I'm already drawing on strength I never knew I had. It's amazing how we keep going isn't it?

OP posts:
RandomMess · 02/06/2017 20:55

Flowers to you op I cannot imagine being in that position it must be heart breaking. It's akin to working as a wedding planner when you've been dumped by your husband - but far worse IMHO.

I really hope your manager is able to switch you to supporting someone else.

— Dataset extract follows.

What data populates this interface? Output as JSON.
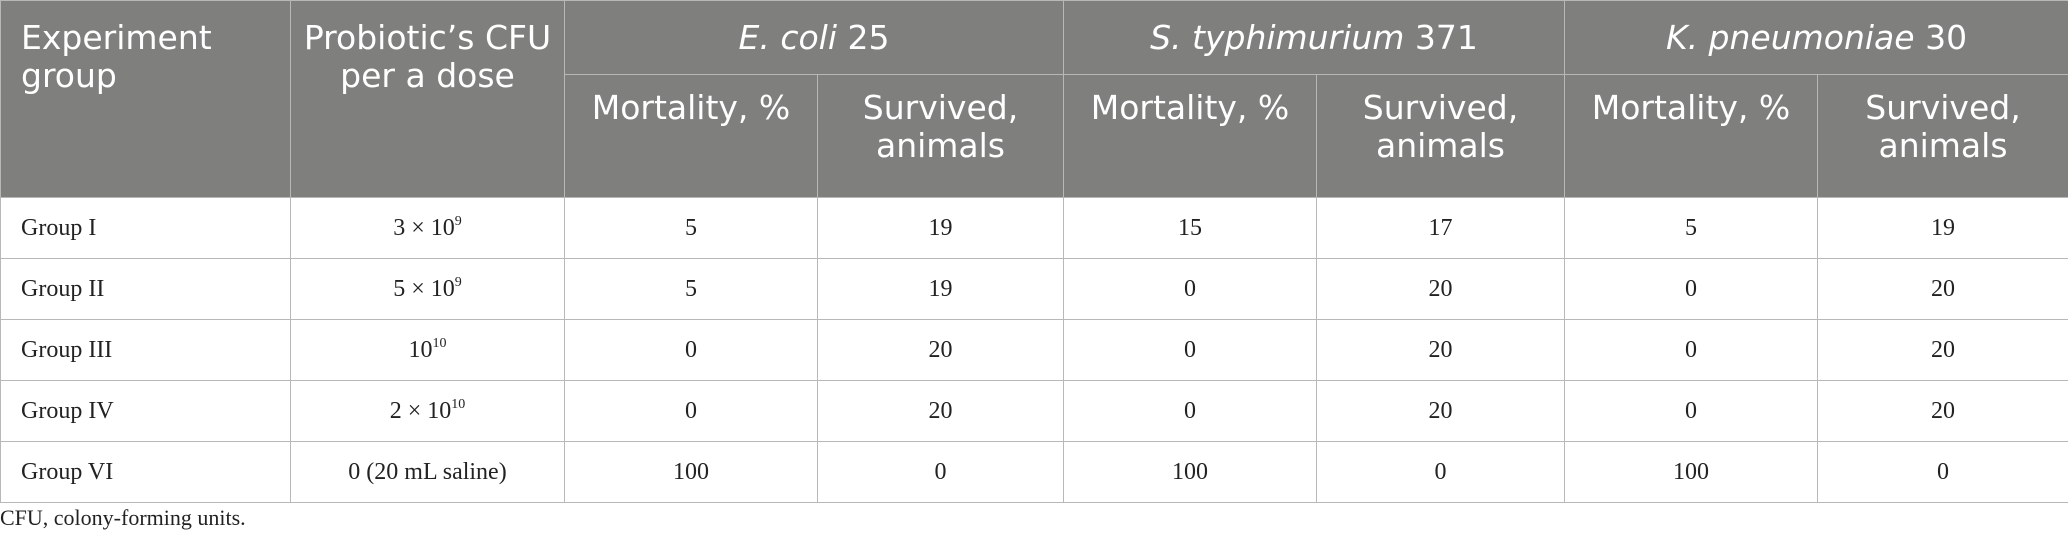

Isthismummy · 02/06/2017 20:56

Thank you ClemDanfango I'm braced for the less than kindly repliesSmile I do know you get some lovely posters on here though and I've been given some food for thought.

OP posts:
Sahara123 · 02/06/2017 20:56

And I've also had to deal with pregnant family and colleagues after miscarriages. It's flippin tough. And I was able to eventually have three beautiful daughters, albeit one with major problems. But sometimes you have to accept that something is just too much to deal with, and be kind to yourself. Xx

Icklepickle101 · 02/06/2017 20:56

I really feel for you, what a heart wrenching situation. Do you have a coworker you can gradually 'swap' with? I'm in HR and had all 3 girls (there's only 4 of us!) tell me they are pregnant whilst we have been trying for over a year, it's horrible as I'm so happy for them but fevasataed they will all be off having babies together while I'm struggling with infertility. Flowers for you

harderandharder2breathe · 02/06/2017 20:56

I don't pretend to understand infertility. But I'm not a complete twat so I understand that this is an increadibly difficult situation, and that this is not a decision you're taking lightly.

Yes you should speak to your manager. Are there colleagues who you could swap clients with? Obviously this woman still needs to have support. But you're not in a place to provide it. It's not fair to you or this client.

Graceflorrick · 02/06/2017 20:57

OP, I'm a a similar position - I advise the court on the safety and wellbeing of children. I'm also experiencing secondary infertility.

Honestly, as hard as it is, you need to take the personal out of the professional. You're paid to do a job and you are expected to do it well. In this instance, that means supporting this service user that you've already built up a relationship with at a time that she needs you the most.